В маленькой землянке с сырыми стенами тоже слышали шум погони и стрельбу, затыкали уши. Айсулу замерла ни жива ни мертва, молилась, сама не зная, кому и о ком. От отца и братьев она добра не видела и не ждала, а от новой власти – как знать, мечталось всегда с размахом. И потом, у этой власти имелось лицо, вполне симпатичное, с мягким покатым лбом и серыми глазами, и губы, и руки, и широкие плечи. Так что сочувствовать такой власти было совсем не трудно, а, наоборот, приятно. Но и отдавать Жанибека на поругание, как ни говори, и страшно, и стыдно перед аульчанами.
Когда перестрелка закончилась и любопытные соседи разнесли подробности по улочкам, она еще долго не выходила, ждала, что Евгений придет, – и хотела, и боялась. Но никто не пришел. И всю ночь лились слезы.

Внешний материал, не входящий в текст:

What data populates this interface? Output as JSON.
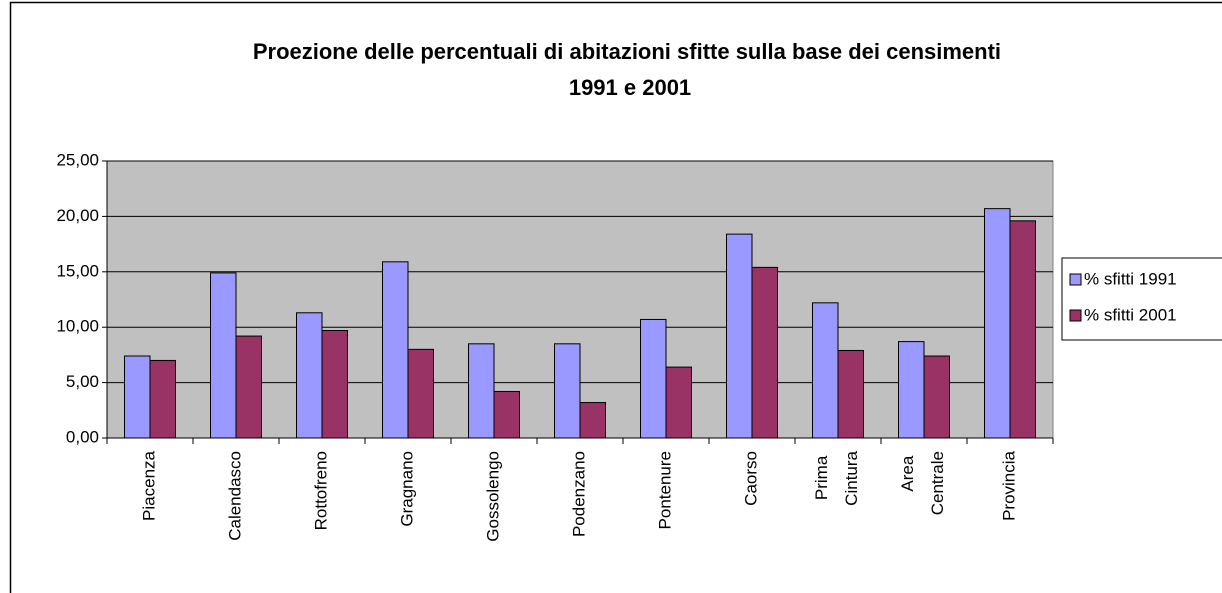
{
  "chart_data": {
    "type": "bar",
    "title": "Proezione delle percentuali di abitazioni sfitte sulla base dei censimenti 1991 e 2001",
    "categories": [
      "Piacenza",
      "Calendasco",
      "Rottofreno",
      "Gragnano",
      "Gossolengo",
      "Podenzano",
      "Pontenure",
      "Caorso",
      "Prima Cintura",
      "Area Centrale",
      "Provincia"
    ],
    "series": [
      {
        "name": "% sfitti 1991",
        "color": "#9999ff",
        "values": [
          7.4,
          14.9,
          11.3,
          15.9,
          8.5,
          8.5,
          10.7,
          18.4,
          12.2,
          8.7,
          20.7
        ]
      },
      {
        "name": "% sfitti 2001",
        "color": "#993366",
        "values": [
          7.0,
          9.2,
          9.7,
          8.0,
          4.2,
          3.2,
          6.4,
          15.4,
          7.9,
          7.4,
          19.6
        ]
      }
    ],
    "ylim": [
      0,
      25
    ],
    "yticks": [
      {
        "value": 0,
        "label": "0,00"
      },
      {
        "value": 5,
        "label": "5,00"
      },
      {
        "value": 10,
        "label": "10,00"
      },
      {
        "value": 15,
        "label": "15,00"
      },
      {
        "value": 20,
        "label": "20,00"
      },
      {
        "value": 25,
        "label": "25,00"
      }
    ],
    "grid": true,
    "legend": "right",
    "plot_background": "#c0c0c0"
  }
}
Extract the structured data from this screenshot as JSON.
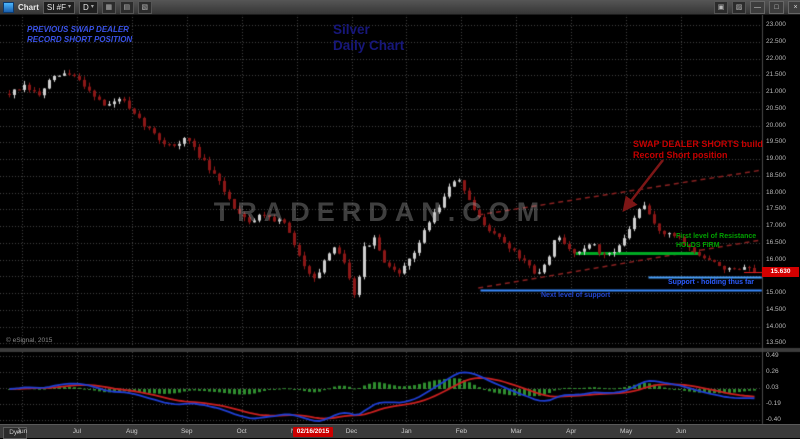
{
  "titlebar": {
    "app_label": "Chart",
    "symbol": "SI #F",
    "interval": "D"
  },
  "icons": {
    "caret": "▾",
    "minimize": "—",
    "maximize": "□",
    "close": "×",
    "chart_type": "▦",
    "studies": "▤",
    "drawing_tools": "▧",
    "print": "▣",
    "settings": "▨"
  },
  "annotations": {
    "prev_swap": {
      "lines": [
        "PREVIOUS SWAP DEALER",
        "RECORD SHORT POSITION"
      ],
      "color": "#3a53e8"
    },
    "title": {
      "lines": [
        "Silver",
        "Daily Chart"
      ],
      "color": "#17177a"
    },
    "swap_shorts": {
      "lines": [
        "SWAP DEALER SHORTS build",
        "Record Short position"
      ],
      "color": "#c40000"
    },
    "resistance": {
      "lines": [
        "First level of Resistance",
        "HOLDS FIRM"
      ],
      "color": "#00a000"
    },
    "support_holding": {
      "text": "Support - holding thus far",
      "color": "#2b5cff"
    },
    "next_support": {
      "text": "Next level of support",
      "color": "#2244cc"
    },
    "watermark": "TRADERDAN.COM",
    "copyright": "© eSignal, 2015"
  },
  "price_axis": {
    "labels": [
      "23.000",
      "22.500",
      "22.000",
      "21.500",
      "21.000",
      "20.500",
      "20.000",
      "19.500",
      "19.000",
      "18.500",
      "18.000",
      "17.500",
      "17.000",
      "16.500",
      "16.000",
      "15.500",
      "15.000",
      "14.500",
      "14.000",
      "13.500"
    ],
    "current": "15.630",
    "current_color": "#d40000"
  },
  "indicator_axis": {
    "labels": [
      "0.49",
      "0.26",
      "0.03",
      "-0.19",
      "-0.40"
    ]
  },
  "time_axis": {
    "left_label": "Dyn",
    "months": [
      "Jun",
      "Jul",
      "Aug",
      "Sep",
      "Oct",
      "Nov",
      "Dec",
      "Jan",
      "Feb",
      "Mar",
      "Apr",
      "May",
      "Jun"
    ],
    "cursor_date": "02/16/2015"
  },
  "chart_data": {
    "type": "candlestick",
    "title": "Silver Daily Chart",
    "symbol": "SI #F",
    "interval": "Daily",
    "ylim": [
      13.39,
      23.33
    ],
    "n_candles": 150,
    "price_path": [
      [
        0.0,
        20.95
      ],
      [
        0.02,
        21.15
      ],
      [
        0.04,
        20.9
      ],
      [
        0.055,
        21.35
      ],
      [
        0.072,
        21.55
      ],
      [
        0.09,
        21.45
      ],
      [
        0.11,
        21.0
      ],
      [
        0.13,
        20.55
      ],
      [
        0.15,
        20.85
      ],
      [
        0.163,
        20.4
      ],
      [
        0.185,
        19.95
      ],
      [
        0.205,
        19.5
      ],
      [
        0.225,
        19.4
      ],
      [
        0.238,
        19.65
      ],
      [
        0.255,
        19.1
      ],
      [
        0.27,
        18.65
      ],
      [
        0.285,
        18.2
      ],
      [
        0.3,
        17.6
      ],
      [
        0.312,
        17.35
      ],
      [
        0.325,
        17.1
      ],
      [
        0.34,
        17.4
      ],
      [
        0.355,
        17.2
      ],
      [
        0.37,
        17.1
      ],
      [
        0.386,
        16.2
      ],
      [
        0.4,
        15.7
      ],
      [
        0.412,
        15.45
      ],
      [
        0.425,
        16.0
      ],
      [
        0.44,
        16.4
      ],
      [
        0.455,
        15.6
      ],
      [
        0.466,
        14.8
      ],
      [
        0.474,
        16.3
      ],
      [
        0.49,
        16.6
      ],
      [
        0.505,
        15.8
      ],
      [
        0.52,
        15.6
      ],
      [
        0.533,
        15.8
      ],
      [
        0.55,
        16.5
      ],
      [
        0.565,
        17.2
      ],
      [
        0.58,
        17.7
      ],
      [
        0.595,
        18.3
      ],
      [
        0.603,
        18.45
      ],
      [
        0.615,
        17.8
      ],
      [
        0.63,
        17.25
      ],
      [
        0.645,
        16.9
      ],
      [
        0.66,
        16.6
      ],
      [
        0.679,
        16.2
      ],
      [
        0.695,
        15.85
      ],
      [
        0.708,
        15.45
      ],
      [
        0.722,
        16.0
      ],
      [
        0.735,
        16.7
      ],
      [
        0.751,
        16.3
      ],
      [
        0.765,
        16.2
      ],
      [
        0.78,
        16.55
      ],
      [
        0.795,
        16.1
      ],
      [
        0.81,
        16.25
      ],
      [
        0.825,
        16.55
      ],
      [
        0.84,
        17.3
      ],
      [
        0.852,
        17.6
      ],
      [
        0.865,
        17.1
      ],
      [
        0.878,
        16.75
      ],
      [
        0.898,
        16.7
      ],
      [
        0.912,
        16.35
      ],
      [
        0.928,
        16.1
      ],
      [
        0.945,
        15.9
      ],
      [
        0.96,
        15.75
      ],
      [
        0.975,
        15.65
      ],
      [
        0.988,
        15.72
      ],
      [
        1.0,
        15.63
      ]
    ],
    "last_price": 15.63,
    "levels": [
      {
        "name": "resistance-line",
        "price": 16.2,
        "x0": 0.757,
        "x1": 0.924,
        "color": "#00aa22",
        "width": 3
      },
      {
        "name": "support-near-line",
        "price": 15.48,
        "x0": 0.854,
        "x1": 1.005,
        "color": "#4aa3ff",
        "width": 2
      },
      {
        "name": "support-next-line",
        "price": 15.1,
        "x0": 0.63,
        "x1": 1.005,
        "color": "#3b8cff",
        "width": 2
      }
    ],
    "trendlines": [
      {
        "name": "wedge-upper",
        "x0": 0.627,
        "p0": 17.33,
        "x1": 1.005,
        "p1": 18.67,
        "color": "#8b2222"
      },
      {
        "name": "wedge-lower",
        "x0": 0.627,
        "p0": 15.15,
        "x1": 1.005,
        "p1": 16.59,
        "color": "#8b2222"
      }
    ],
    "colors": {
      "up": "#d0d0d0",
      "down": "#8c1717",
      "grid": "rgba(150,150,150,0.45)",
      "macd_line": "#1f3fd4",
      "signal_line": "#cc2020",
      "histogram": "#2f8f2f",
      "current_price": "#e02020"
    },
    "lower_panel": {
      "type": "macd-style oscillator",
      "derived_from": "closes (fast EMA minus slow EMA, with signal line and green histogram)"
    }
  }
}
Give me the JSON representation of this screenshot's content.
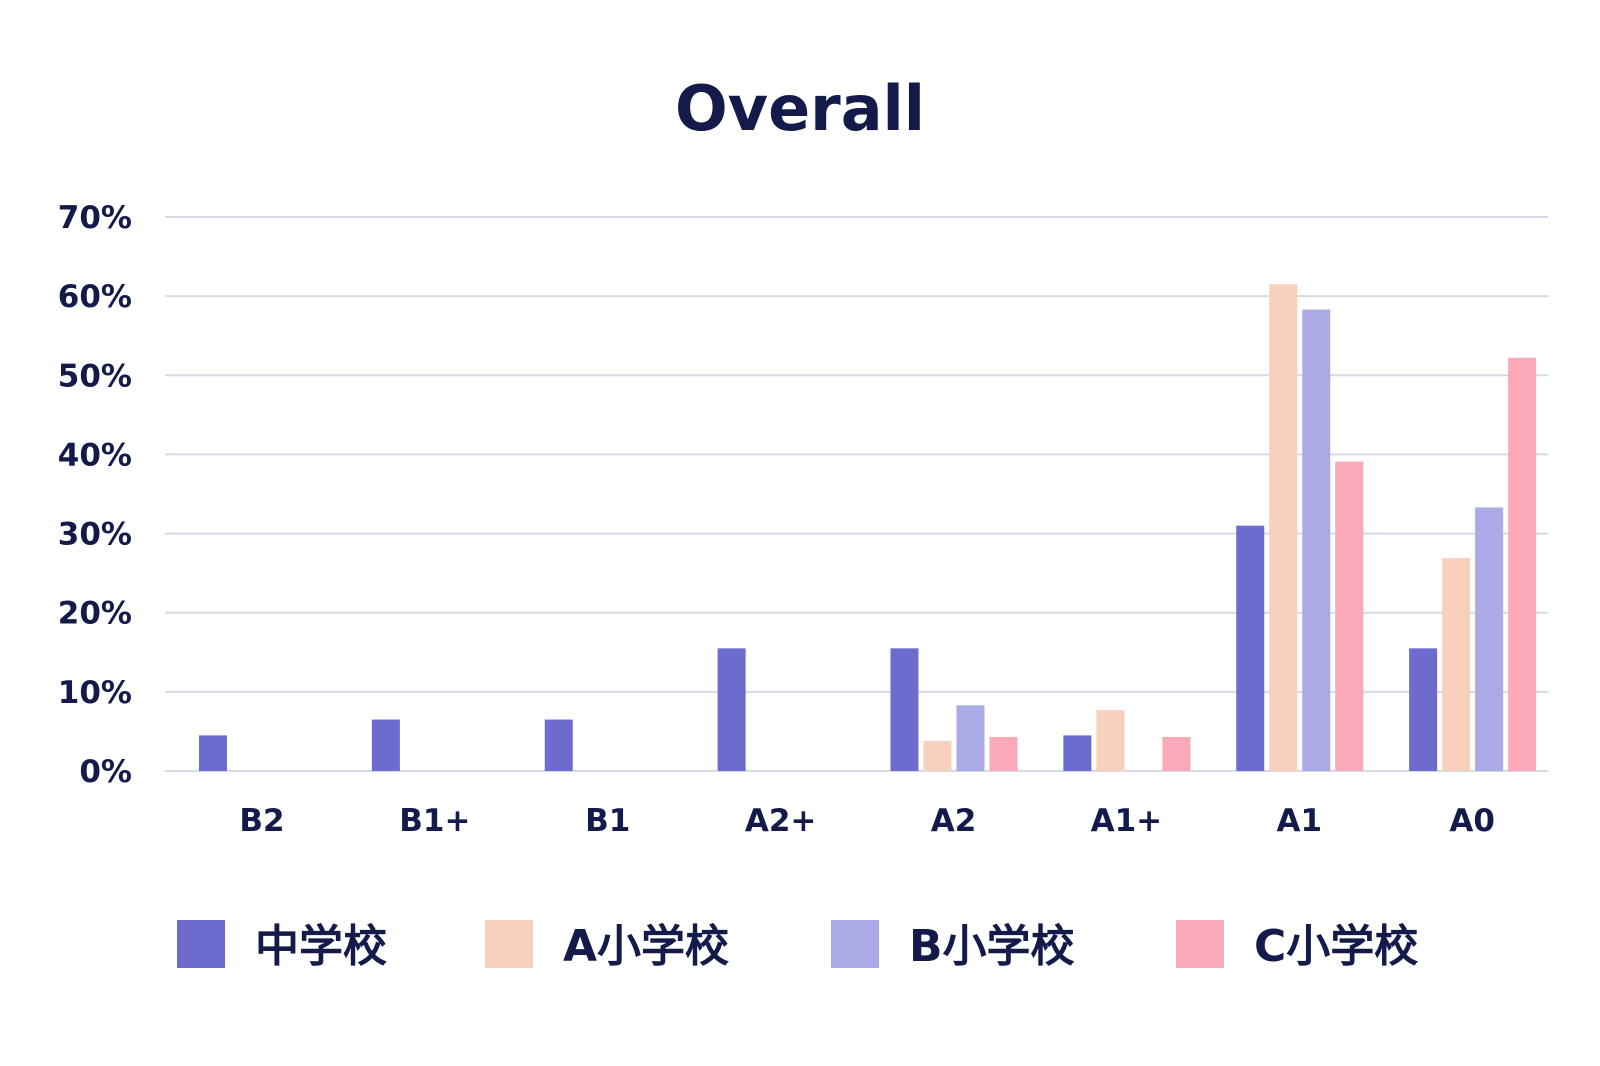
{
  "chart_data": {
    "type": "bar",
    "title": "Overall",
    "categories": [
      "B2",
      "B1+",
      "B1",
      "A2+",
      "A2",
      "A1+",
      "A1",
      "A0"
    ],
    "series": [
      {
        "name": "中学校",
        "color": "#6b6ccd",
        "values": [
          4.5,
          6.5,
          6.5,
          15.5,
          15.5,
          4.5,
          31,
          15.5
        ]
      },
      {
        "name": "A小学校",
        "color": "#f8d0be",
        "values": [
          0,
          0,
          0,
          0,
          3.8,
          7.7,
          61.5,
          26.9
        ]
      },
      {
        "name": "B小学校",
        "color": "#a9aae6",
        "values": [
          0,
          0,
          0,
          0,
          8.3,
          0,
          58.3,
          33.3
        ]
      },
      {
        "name": "C小学校",
        "color": "#f9a9b8",
        "values": [
          0,
          0,
          0,
          0,
          4.3,
          4.3,
          39.1,
          52.2
        ]
      }
    ],
    "y_ticks": [
      "0%",
      "10%",
      "20%",
      "30%",
      "40%",
      "50%",
      "60%",
      "70%"
    ],
    "ylim": [
      0,
      70
    ],
    "y_unit": "%",
    "grid": true,
    "legend_position": "bottom"
  }
}
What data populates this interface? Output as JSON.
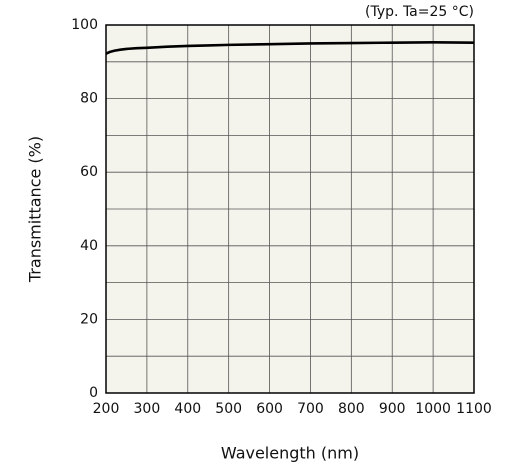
{
  "chart_data": {
    "type": "line",
    "annotation": "(Typ. Ta=25 °C)",
    "x_label": "Wavelength (nm)",
    "y_label": "Transmittance (%)",
    "xlim": [
      200,
      1100
    ],
    "ylim": [
      0,
      100
    ],
    "xticks": [
      200,
      300,
      400,
      500,
      600,
      700,
      800,
      900,
      1000,
      1100
    ],
    "yticks": [
      0,
      20,
      40,
      60,
      80,
      100
    ],
    "minor_yticks": [
      10,
      30,
      50,
      70,
      90
    ],
    "grid": true,
    "background": "#f5f4ec",
    "x": [
      200,
      210,
      220,
      235,
      250,
      275,
      300,
      350,
      400,
      450,
      500,
      600,
      700,
      800,
      900,
      1000,
      1100
    ],
    "series": [
      {
        "color": "#000000",
        "values": [
          92.2,
          92.7,
          93.0,
          93.3,
          93.5,
          93.7,
          93.8,
          94.1,
          94.3,
          94.45,
          94.6,
          94.8,
          95.0,
          95.1,
          95.2,
          95.3,
          95.2
        ]
      }
    ]
  }
}
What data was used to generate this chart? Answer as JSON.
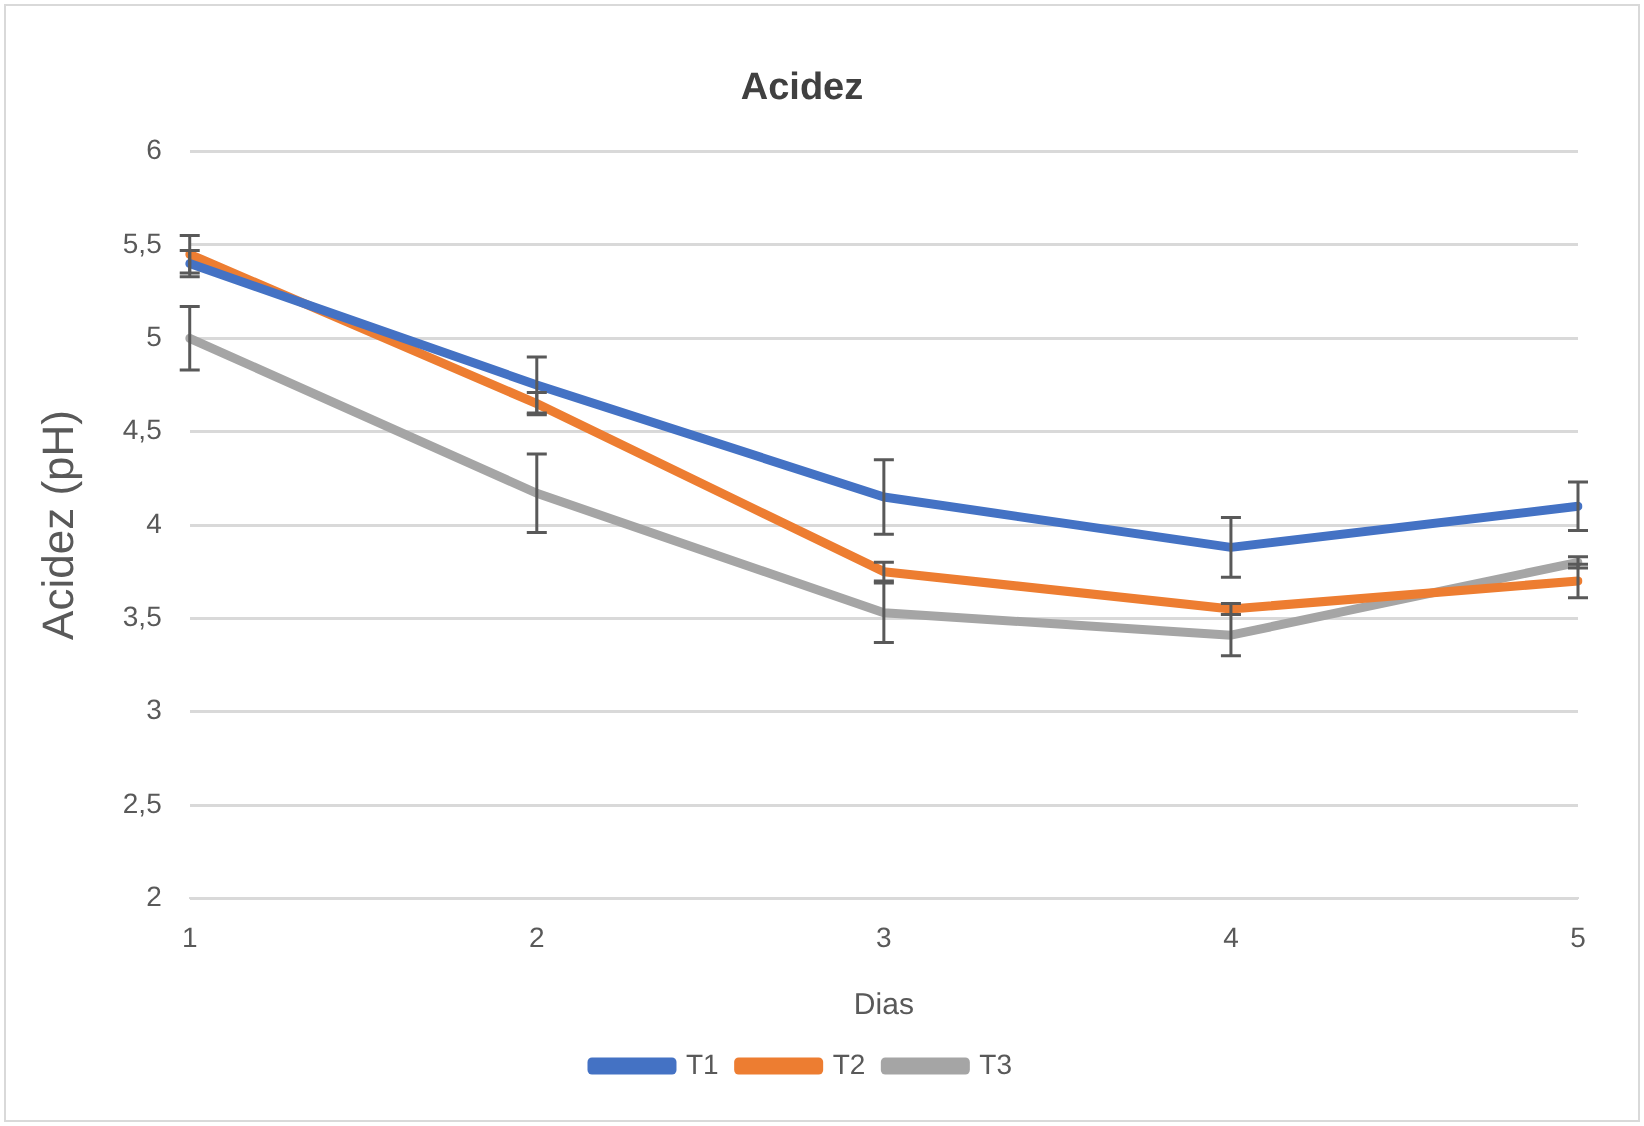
{
  "chart_data": {
    "type": "line",
    "title": "Acidez",
    "xlabel": "Dias",
    "ylabel": "Acidez (pH)",
    "categories": [
      "1",
      "2",
      "3",
      "4",
      "5"
    ],
    "series": [
      {
        "name": "T1",
        "color": "#4472c4",
        "values": [
          5.4,
          4.75,
          4.15,
          3.88,
          4.1
        ],
        "errors": [
          0.07,
          0.15,
          0.2,
          0.16,
          0.13
        ]
      },
      {
        "name": "T2",
        "color": "#ed7d31",
        "values": [
          5.45,
          4.65,
          3.75,
          3.55,
          3.7
        ],
        "errors": [
          0.1,
          0.06,
          0.05,
          0.03,
          0.09
        ]
      },
      {
        "name": "T3",
        "color": "#a5a5a5",
        "values": [
          5.0,
          4.17,
          3.53,
          3.41,
          3.8
        ],
        "errors": [
          0.17,
          0.21,
          0.16,
          0.11,
          0.03
        ]
      }
    ],
    "ylim": [
      2,
      6
    ],
    "yticks": [
      2,
      {
        "value": 2.5,
        "label": "2,5"
      },
      3,
      {
        "value": 3.5,
        "label": "3,5"
      },
      4,
      {
        "value": 4.5,
        "label": "4,5"
      },
      5,
      {
        "value": 5.5,
        "label": "5,5"
      },
      6
    ],
    "grid": "y",
    "legend": "bottom",
    "marker": "none",
    "line_style": "solid"
  }
}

Пленных басмачей закрыли в подполе старостиного дома, снова превращенного в тюрьму. Но Давид отказался вести допросы:
– Все, сразу в Семипалатинск, – заявил он, и Армен Рафикович согласился.
Семью Жанибека, отбывшего в числе злостных неповиновенцев, уже причислили к бунтарям: им надлежало жить в Лебяжьем под надзором. Евгений наведался на третий день; он понимал, что благодарить своего хорошенького осведомителя при всех не стоит, пригласил к себе, якобы на разговор. Пока ждал, рассмотрел и сырые осыпающиеся стены, и голый двор, и бесштанную детвору.
Они шли по селу рядышком, оба с опущенной головой. Штаб, который в последние недели служил казармой, после славной победы восстановился в прежнем звании. На месте коровника громоздилась куча бревен, оттуда таскали дрова. Айсулу увидела забрызганные грязью стены, некогда беленые, но давно уже позабывшие о тех счастливых временах, выщербленные доски пола, что топорщились немытыми занозами. Дверей не было, дырявые проемы скалились выдранными косяками. В соседнем помещении кто‐то из красноармейцев спал на полу, разложив матрасы и походные мешки. Печка стояла черным укором, изразцы побились, закоптились. Главную мебель составляли чурбачки и ящики из‐под провианта.
Товарищи их ждали, Давид подпустил торжественности в голос:
– Уважаемая товарищ Айсулу, вы совершили большой гражданский поступок. Родина вам благодарна… И мы тоже. Я обязуюсь доложить руководству и организовать вам личную путевку в передовую женскую коммуну.